Powell’ın dikkat çektiği bir diğer nokta, bir “sürecin” başlamasının ve hep işler kalmasının, barışa ve çözüme ulaşmak bakımından hayati önem taşıdığıdır. Şayet ortada bir “barış süreci” olduğu duygusu toplumda veya “taraflar”da yerleşmiyorsa, barışa ulaşmak da çok zor, hatta imkânsız olur.
“Barış süreci”nin doğrusal ve sürekli yapıcı bir şekilde akmasına nadiren rastlanabilir. Bu sürecin sancılı olacağını bilmek ve buna hazır olmak gerekir. K. İrlanda süreci de, bu açıdan bir istisna oluşturmuyor. Süreç sürekli olumlu şekilde ilerlemedi; çok kritik kırılmalar, tıkanmalar, geri çekilmeler yaşandı. Ama Blair hükümeti, bu krizleri, süreci sona erdirmenin bahanesi haline getirmedi.
Sonuçta, çeşitli anlaşmalar imzalandı, IRA silah bıraktı, parti bünyesinde, yani Sinn Fein olarak varlığını sürdürdü, mahkûmlar serbest bırakıldı vs. Böylelikle K. İrlanda sorunu tamamen ve nihai şekilde çözülmüş olmadı elbette; ama “normalleşti”. Protestanlar ile Katolikler arasında hâlâ ciddi sorunlar var. Lakin bu sorunların çözülmesinde “şiddet” artık bir faktör değil. Şiddet siyasal ve toplumsal hayattan büyük ölçüde çıkarıldı; onun yerini demokratik siyasal usuller aldı.
Bütün bunları düşünürken, uçağımız Belfast’a inişe geçmişti. İşte Belfast’tayız, sorunun kalbindeyiz yani.

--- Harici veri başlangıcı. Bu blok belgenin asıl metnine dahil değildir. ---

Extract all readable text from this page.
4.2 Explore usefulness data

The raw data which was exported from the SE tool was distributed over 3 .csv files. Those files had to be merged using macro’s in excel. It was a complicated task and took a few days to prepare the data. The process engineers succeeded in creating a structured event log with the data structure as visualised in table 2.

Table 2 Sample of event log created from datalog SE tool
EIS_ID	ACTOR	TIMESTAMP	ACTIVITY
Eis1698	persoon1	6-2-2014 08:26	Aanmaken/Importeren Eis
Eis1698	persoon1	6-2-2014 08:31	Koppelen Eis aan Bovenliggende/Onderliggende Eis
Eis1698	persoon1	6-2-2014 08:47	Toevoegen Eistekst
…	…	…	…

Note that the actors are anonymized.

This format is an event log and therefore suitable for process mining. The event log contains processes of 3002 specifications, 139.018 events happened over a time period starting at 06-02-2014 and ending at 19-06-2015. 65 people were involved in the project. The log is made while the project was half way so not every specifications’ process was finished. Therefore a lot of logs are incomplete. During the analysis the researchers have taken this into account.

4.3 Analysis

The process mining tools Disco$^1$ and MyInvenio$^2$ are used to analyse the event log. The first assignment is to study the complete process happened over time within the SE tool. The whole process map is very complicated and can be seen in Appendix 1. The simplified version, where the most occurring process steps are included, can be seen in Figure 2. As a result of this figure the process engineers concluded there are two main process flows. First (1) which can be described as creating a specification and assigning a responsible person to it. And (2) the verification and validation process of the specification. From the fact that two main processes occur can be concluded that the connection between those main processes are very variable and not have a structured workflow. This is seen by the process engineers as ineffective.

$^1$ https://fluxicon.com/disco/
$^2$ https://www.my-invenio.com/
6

Mistik diyebileceğim çağrışımları var bu şehrin zihnimde; aynı zamanda büyük bir sempati de bu şehre karşı içimde. Bunları ve sorunun şimdiki durumunu yarın anlatmaya çalışacağım.
Şunu eklemeden bitirmek istemiyorum ama: Heyette gazeteciler var, biliyorsunuz. Yazılar yazılırken, tatlı geyikler de oluyor tabiatıyla! Bu geyikler arasında en revaçta olanı, hava durumuyla ilgili. Yazıların bir yerine, genellikle başına bulutları, gökyüzünü, güneşi falan katan cümleler kuruluyor. Uçaktan indiğimizde, Cengiz Çandar takıldı: Bu manzaradan nasıl bir cümle çıkaracaksın bakalım! Gökyüzüne baktım, bir sürü bulut, ama koyu ve kasvetli bir hava yok; aksine o bulutların arasından güneş tatlı bir sıcaklıkla selam veriyor. “İşte İrlanda barışının fotoğrafı” dedim ben de.